Inês Cardoso* | Jornal
de Notícias | opinião
Numa democracia com a memória da
polícia política muito presente e o receio de um Estado autoritário à flor da
pele, as forças de segurança têm sido, ao longo dos anos, pouco representadas
no discurso político.
Na base da manifestação desta
semana estão reivindicações legítimas. Com equipamento obsoleto e condições
salariais que não acompanham o risco da profissão, os polícias atingiram um
limite perigoso de descontentamento.
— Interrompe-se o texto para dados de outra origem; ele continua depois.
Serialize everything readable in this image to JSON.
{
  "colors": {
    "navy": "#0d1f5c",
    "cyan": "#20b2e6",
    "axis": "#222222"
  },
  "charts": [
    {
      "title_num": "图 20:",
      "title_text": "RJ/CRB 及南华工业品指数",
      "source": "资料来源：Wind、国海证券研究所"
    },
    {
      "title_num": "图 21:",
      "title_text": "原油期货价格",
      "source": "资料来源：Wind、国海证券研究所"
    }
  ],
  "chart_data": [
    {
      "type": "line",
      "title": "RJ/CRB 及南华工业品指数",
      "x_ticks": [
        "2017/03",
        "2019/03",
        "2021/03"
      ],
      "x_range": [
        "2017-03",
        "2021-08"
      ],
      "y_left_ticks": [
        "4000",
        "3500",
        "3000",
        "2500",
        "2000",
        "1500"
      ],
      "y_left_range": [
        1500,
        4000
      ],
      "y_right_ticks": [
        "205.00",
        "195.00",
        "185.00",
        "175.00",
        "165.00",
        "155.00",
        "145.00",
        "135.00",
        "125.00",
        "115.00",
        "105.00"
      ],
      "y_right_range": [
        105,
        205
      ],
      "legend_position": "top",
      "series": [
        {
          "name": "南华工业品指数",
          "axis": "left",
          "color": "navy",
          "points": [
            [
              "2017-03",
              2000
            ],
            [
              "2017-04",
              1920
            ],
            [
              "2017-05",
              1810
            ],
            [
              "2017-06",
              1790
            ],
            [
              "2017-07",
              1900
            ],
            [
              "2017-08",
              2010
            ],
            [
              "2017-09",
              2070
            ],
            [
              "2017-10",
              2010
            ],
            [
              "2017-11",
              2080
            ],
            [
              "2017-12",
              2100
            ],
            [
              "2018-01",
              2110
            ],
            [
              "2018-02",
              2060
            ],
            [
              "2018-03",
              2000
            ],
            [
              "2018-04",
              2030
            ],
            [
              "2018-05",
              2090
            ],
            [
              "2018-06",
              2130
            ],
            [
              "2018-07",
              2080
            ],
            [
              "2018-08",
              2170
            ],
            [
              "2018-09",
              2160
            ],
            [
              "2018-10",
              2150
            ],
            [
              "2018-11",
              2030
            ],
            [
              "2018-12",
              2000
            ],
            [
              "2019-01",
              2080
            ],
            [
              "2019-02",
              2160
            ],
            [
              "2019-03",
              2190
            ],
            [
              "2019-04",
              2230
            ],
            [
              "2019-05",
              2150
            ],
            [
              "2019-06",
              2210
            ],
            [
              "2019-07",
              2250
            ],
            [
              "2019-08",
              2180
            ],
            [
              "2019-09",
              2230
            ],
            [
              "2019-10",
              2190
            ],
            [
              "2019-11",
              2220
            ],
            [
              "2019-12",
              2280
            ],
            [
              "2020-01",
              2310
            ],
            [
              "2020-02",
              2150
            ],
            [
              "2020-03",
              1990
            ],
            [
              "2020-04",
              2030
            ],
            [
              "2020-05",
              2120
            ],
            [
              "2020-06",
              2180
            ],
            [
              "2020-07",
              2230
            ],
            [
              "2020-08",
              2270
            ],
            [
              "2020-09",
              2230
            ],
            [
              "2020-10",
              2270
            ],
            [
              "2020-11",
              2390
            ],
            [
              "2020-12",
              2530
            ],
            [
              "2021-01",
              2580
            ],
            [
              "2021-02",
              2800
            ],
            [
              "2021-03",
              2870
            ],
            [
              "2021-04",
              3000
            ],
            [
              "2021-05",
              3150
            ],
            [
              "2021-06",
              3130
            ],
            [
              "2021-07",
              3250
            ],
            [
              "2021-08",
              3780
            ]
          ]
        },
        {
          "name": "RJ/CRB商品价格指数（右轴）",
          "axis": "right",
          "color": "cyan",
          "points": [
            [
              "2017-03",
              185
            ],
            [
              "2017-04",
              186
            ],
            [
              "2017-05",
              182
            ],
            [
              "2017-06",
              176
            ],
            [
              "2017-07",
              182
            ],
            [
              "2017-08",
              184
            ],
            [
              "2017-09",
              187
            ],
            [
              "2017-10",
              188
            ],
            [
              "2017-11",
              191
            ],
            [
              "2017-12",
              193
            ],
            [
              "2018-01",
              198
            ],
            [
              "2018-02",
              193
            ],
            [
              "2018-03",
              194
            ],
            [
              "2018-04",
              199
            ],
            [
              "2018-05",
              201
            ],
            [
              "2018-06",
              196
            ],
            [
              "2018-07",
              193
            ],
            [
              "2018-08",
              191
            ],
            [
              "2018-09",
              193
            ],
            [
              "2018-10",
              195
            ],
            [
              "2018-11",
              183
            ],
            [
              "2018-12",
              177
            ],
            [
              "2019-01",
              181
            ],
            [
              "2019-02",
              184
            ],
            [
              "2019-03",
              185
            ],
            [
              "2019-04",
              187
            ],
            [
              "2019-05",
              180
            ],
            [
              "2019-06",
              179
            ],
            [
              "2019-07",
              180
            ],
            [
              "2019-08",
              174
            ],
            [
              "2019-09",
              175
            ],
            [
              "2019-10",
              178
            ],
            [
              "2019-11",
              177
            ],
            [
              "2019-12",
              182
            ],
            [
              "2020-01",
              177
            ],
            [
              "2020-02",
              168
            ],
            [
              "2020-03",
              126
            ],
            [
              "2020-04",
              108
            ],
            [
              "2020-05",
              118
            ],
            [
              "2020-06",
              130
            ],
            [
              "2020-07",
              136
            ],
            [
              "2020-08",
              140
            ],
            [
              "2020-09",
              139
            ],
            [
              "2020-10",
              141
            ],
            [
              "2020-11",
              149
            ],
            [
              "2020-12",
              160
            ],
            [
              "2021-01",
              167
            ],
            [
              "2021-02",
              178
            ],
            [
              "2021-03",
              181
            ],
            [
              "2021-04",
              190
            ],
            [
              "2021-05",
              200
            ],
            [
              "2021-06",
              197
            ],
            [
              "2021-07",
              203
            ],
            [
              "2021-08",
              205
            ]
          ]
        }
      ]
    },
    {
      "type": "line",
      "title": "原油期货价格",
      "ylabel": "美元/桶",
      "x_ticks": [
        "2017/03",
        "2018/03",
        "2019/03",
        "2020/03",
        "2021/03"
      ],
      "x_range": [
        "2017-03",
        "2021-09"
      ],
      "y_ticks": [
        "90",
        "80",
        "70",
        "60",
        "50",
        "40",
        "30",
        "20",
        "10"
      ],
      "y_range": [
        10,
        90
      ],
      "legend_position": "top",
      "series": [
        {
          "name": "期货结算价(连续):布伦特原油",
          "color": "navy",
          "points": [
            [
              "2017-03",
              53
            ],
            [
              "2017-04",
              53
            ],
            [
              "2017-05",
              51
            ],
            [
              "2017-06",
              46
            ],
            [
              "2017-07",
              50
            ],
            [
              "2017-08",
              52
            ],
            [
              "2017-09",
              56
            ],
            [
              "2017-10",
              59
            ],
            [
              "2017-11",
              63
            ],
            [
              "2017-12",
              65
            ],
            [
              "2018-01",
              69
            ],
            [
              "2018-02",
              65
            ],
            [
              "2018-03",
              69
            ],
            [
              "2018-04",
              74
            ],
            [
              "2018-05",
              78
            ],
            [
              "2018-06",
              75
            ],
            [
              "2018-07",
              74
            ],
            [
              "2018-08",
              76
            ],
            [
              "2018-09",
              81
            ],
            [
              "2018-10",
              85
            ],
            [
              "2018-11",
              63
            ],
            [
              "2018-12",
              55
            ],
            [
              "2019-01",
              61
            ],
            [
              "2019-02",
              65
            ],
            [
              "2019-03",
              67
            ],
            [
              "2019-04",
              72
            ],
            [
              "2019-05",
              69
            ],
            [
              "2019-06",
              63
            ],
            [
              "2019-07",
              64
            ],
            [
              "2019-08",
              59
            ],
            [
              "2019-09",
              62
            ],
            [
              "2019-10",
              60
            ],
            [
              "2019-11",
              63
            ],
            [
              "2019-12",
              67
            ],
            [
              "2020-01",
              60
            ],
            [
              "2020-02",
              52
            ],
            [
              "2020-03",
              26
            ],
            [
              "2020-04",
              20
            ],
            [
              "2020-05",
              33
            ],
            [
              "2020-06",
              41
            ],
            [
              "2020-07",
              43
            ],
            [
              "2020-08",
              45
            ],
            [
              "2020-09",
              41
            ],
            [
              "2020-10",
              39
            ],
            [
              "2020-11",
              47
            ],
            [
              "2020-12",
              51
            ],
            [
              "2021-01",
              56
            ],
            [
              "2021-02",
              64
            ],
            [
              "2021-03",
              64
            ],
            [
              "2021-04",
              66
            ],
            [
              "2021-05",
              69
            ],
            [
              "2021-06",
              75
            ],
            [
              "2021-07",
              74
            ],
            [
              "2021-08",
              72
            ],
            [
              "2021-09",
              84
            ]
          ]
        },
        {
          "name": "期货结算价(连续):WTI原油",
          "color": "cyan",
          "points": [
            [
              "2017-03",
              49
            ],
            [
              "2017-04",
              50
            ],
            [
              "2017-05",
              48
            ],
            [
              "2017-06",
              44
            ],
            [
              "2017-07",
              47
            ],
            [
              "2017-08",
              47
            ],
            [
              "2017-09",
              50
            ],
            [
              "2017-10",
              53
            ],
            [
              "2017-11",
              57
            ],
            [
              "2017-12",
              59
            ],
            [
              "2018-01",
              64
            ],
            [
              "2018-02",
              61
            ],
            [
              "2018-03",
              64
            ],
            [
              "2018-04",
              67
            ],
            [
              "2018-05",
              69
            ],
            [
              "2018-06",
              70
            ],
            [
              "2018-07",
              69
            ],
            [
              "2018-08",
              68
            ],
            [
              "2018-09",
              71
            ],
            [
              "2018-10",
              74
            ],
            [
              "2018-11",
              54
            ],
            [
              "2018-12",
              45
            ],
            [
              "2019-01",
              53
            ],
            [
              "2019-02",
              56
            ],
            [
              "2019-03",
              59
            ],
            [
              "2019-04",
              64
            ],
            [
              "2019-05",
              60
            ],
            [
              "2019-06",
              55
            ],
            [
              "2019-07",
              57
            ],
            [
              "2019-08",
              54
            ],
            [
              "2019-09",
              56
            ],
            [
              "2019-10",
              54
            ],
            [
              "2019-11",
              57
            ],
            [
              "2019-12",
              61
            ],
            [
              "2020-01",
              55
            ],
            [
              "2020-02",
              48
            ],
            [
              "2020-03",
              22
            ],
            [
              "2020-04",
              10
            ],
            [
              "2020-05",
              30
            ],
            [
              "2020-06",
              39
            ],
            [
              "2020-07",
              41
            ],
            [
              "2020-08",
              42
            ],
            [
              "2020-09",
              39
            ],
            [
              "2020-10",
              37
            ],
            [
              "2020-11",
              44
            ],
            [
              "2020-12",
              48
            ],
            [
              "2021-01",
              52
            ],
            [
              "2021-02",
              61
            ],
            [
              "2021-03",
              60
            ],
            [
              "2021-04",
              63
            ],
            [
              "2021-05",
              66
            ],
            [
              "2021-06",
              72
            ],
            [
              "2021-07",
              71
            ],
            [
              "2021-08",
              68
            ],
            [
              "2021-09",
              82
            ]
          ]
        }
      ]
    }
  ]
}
Perante a falta de resposta dos partidos e
dos sindicatos, abre-se a porta à influência e captura por grupos sem rosto,
como o Movimento Zero.
Se na canalização desse
descontentamento para as ruas houve um movimento inorgânico que se sobrepôs aos
sindicatos, na meta quem capitalizou foi o deputado do Chega. A sua intervenção
está carregada de falácias, fazendo uma confusão propositada entre os partidos
de Esquerda na luta sindical e o contexto do seu discurso frente ao Parlamento.
Um discurso que ignora as particularidades de uma classe com limitações e
responsabilidades especiais no direito de manifestação e que a organização
nunca deveria ter permitido.
Inteligente a aproveitar as
causas que o ajudam a ter voz e a crescer, André Ventura é exímio a
vitimizar-se e a ironizar sobre a forma como tentam pô-lo na pele do diabo. Não
se pode levar tudo por arrasto e menorizar os eleitores ou simpatizantes do
Chega. Mas também não se pode ignorar a colagem de grupos violentos e os sinais
perigosos de muitas das suas mensagens.
O diabo existe, sim, e está no
ódio que alimenta muitas posições extremistas. Germina nas redes sociais,
alimenta equívocos e argumentos para as medidas obtusas propostas por André
Ventura. Mas, já que ele fala, não vale a pena ignorá-lo ou silenciá-lo. Fingir
que não há muitos portugueses que se identificam com as suas propostas e
conversa de café. O melhor é mesmo ouvir com atenção. Porque é assim que mais
claramente nos lembramos de que lado estamos.